Khraniteli (1991)

dir. Natalya Serebryakova

This Soviet-era adaptation of Tolkien’s The Lord of the Rings: The Fellowship of the Ring aired on Soviet television once. Just once. Then it was considered lost, until almost thirty years later, when it was rediscovered and posted on YouTube for all the world to enjoy. With the caveat that the production is in Russian with no currently existing foreign language subtitles, it is fair to say that even notwithstanding the language barrier for non-Russian speakers, Khraniteli is pretty much an insane fever dream that makes no sense. Sure, a viewer acquainted with the story beats of Fellowship can just about work out what’s supposed to be going on. There’s Bilbo’s birthday party; there’s Tom Bombadil; there’s a Barrow-wight; there’s Bree; there’s Aragorn; there’s Rivendell; there’s Saruman; there’s Moria; there’s Lothlórien. And yet, alongside this reasonably faithful adaptation come so, so, so many baffled questions that it’s difficult to keep track. Why are everyone’s wigs and fake Hobbit feet so disconcertingly dishevelled? Why does Gandalf look less like a mighty wizard and more like the Burger King mascot? Is there a reason Tom Bombadil and Goldleaf have been superimposed to be about ten times the size of the Hobbits? Why does the Barrow-wight look like Harley Quinn went on a bender after failing her audition for clown college?
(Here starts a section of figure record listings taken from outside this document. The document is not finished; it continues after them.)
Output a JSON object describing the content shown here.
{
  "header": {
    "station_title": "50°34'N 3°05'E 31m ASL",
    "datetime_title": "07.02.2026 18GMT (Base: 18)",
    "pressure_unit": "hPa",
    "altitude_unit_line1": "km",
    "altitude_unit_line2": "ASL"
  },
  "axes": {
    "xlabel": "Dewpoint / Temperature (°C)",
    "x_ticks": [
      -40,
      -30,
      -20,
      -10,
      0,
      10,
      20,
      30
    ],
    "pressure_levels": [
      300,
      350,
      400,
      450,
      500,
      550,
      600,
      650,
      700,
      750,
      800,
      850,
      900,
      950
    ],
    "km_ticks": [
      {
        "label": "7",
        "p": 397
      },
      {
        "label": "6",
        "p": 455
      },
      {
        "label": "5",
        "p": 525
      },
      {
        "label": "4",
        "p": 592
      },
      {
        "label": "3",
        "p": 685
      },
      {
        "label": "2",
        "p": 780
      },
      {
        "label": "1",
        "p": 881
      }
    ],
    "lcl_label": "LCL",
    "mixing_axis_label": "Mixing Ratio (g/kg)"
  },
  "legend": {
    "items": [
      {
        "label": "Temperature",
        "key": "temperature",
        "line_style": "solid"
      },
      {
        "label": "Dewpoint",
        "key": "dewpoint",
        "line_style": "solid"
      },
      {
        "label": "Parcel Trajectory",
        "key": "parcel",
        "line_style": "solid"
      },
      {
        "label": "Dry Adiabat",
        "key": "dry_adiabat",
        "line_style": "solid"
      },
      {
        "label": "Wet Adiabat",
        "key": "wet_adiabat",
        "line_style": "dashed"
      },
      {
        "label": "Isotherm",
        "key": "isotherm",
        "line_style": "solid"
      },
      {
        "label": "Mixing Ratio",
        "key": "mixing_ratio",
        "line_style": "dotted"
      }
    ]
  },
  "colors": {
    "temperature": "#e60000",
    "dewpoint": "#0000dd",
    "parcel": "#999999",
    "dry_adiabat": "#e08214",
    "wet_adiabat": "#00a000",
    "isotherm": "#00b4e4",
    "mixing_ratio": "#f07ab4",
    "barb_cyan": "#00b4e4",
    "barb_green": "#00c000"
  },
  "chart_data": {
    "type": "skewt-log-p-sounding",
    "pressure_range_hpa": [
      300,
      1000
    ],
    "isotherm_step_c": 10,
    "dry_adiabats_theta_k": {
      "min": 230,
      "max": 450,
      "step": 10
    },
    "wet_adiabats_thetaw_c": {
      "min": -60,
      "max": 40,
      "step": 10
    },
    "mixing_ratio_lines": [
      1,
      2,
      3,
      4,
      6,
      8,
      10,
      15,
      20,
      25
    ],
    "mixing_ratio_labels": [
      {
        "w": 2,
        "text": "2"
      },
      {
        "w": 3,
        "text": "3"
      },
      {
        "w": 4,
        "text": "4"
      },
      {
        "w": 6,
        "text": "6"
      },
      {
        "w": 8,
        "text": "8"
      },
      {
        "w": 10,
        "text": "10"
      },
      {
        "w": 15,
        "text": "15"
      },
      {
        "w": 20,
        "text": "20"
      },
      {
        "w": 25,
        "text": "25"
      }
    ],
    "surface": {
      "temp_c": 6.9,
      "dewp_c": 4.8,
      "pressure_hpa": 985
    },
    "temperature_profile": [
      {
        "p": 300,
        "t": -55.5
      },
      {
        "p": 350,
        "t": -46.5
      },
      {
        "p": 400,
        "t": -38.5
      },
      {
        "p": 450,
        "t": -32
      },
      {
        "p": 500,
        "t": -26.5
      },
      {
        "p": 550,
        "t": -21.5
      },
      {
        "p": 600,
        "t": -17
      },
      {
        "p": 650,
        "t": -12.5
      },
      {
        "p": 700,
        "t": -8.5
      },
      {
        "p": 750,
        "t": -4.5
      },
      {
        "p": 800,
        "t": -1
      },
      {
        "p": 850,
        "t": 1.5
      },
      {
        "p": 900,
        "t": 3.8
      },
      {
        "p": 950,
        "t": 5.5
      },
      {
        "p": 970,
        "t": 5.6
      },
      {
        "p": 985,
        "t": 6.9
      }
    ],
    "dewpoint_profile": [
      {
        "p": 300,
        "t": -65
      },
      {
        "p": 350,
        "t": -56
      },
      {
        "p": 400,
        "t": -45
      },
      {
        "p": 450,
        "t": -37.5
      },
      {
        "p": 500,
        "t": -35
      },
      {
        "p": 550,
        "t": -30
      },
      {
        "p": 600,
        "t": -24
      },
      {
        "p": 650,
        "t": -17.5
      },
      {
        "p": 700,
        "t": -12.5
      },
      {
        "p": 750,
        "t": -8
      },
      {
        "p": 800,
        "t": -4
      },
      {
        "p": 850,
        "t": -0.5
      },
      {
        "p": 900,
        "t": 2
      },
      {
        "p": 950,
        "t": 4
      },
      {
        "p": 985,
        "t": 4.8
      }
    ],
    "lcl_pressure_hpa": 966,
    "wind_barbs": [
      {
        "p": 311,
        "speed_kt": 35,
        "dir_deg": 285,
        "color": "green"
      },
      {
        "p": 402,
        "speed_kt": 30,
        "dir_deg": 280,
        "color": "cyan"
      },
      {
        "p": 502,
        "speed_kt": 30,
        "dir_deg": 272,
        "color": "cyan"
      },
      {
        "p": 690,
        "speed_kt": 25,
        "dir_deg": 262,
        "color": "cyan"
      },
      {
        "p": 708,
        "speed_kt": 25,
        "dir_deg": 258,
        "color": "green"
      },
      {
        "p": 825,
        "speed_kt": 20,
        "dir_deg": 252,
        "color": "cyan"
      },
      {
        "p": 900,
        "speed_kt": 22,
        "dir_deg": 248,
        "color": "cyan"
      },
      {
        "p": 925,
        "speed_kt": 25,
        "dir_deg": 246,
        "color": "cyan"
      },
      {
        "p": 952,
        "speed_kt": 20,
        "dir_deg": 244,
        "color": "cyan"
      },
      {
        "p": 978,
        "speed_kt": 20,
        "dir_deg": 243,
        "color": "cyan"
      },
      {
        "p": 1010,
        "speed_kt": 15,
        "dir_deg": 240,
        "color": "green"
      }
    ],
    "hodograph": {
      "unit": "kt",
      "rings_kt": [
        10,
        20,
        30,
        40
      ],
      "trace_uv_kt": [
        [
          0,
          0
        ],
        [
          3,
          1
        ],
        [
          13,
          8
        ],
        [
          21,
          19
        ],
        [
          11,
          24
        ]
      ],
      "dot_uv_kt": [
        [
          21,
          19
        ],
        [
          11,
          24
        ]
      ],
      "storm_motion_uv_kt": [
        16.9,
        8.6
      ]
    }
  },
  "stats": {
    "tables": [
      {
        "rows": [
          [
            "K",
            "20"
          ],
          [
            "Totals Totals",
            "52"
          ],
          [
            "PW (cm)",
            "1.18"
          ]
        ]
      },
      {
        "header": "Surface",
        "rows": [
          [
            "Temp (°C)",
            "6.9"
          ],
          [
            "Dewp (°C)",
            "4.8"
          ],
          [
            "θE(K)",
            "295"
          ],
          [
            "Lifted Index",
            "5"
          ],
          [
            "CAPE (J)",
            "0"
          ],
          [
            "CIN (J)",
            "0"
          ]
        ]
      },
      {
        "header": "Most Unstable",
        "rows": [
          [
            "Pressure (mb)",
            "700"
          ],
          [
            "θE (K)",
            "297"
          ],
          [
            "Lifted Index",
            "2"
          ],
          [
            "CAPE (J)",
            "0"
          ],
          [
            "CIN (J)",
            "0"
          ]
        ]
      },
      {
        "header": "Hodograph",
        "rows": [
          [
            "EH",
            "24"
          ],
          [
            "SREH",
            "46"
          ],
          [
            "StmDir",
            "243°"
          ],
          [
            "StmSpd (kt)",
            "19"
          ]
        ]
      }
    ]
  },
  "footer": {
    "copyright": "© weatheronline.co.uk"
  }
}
How come Legolas is played, quite obviously, by a woman, and thus never allowed to speak? Any reason that the scene of the eagles rescuing Gandalf utilises a horrifying bug-eyed bird prop slowly looming towards the screen? What’s with Gollum’s giddy dancing? And why, why, why is the entire thing punctuated by appearances from a pipe-smoking narrator, who sometimes pops in to deliver narrative, but many other times is simply captured staring silently into the camera for a few seconds before the movie resumes? Whether or not the audience speaks Russian, Kraniteli is a joyful low-budget mess clearly put together by someone who adores The Lord of the Rings, even if they don’t seem to have particularly understood it.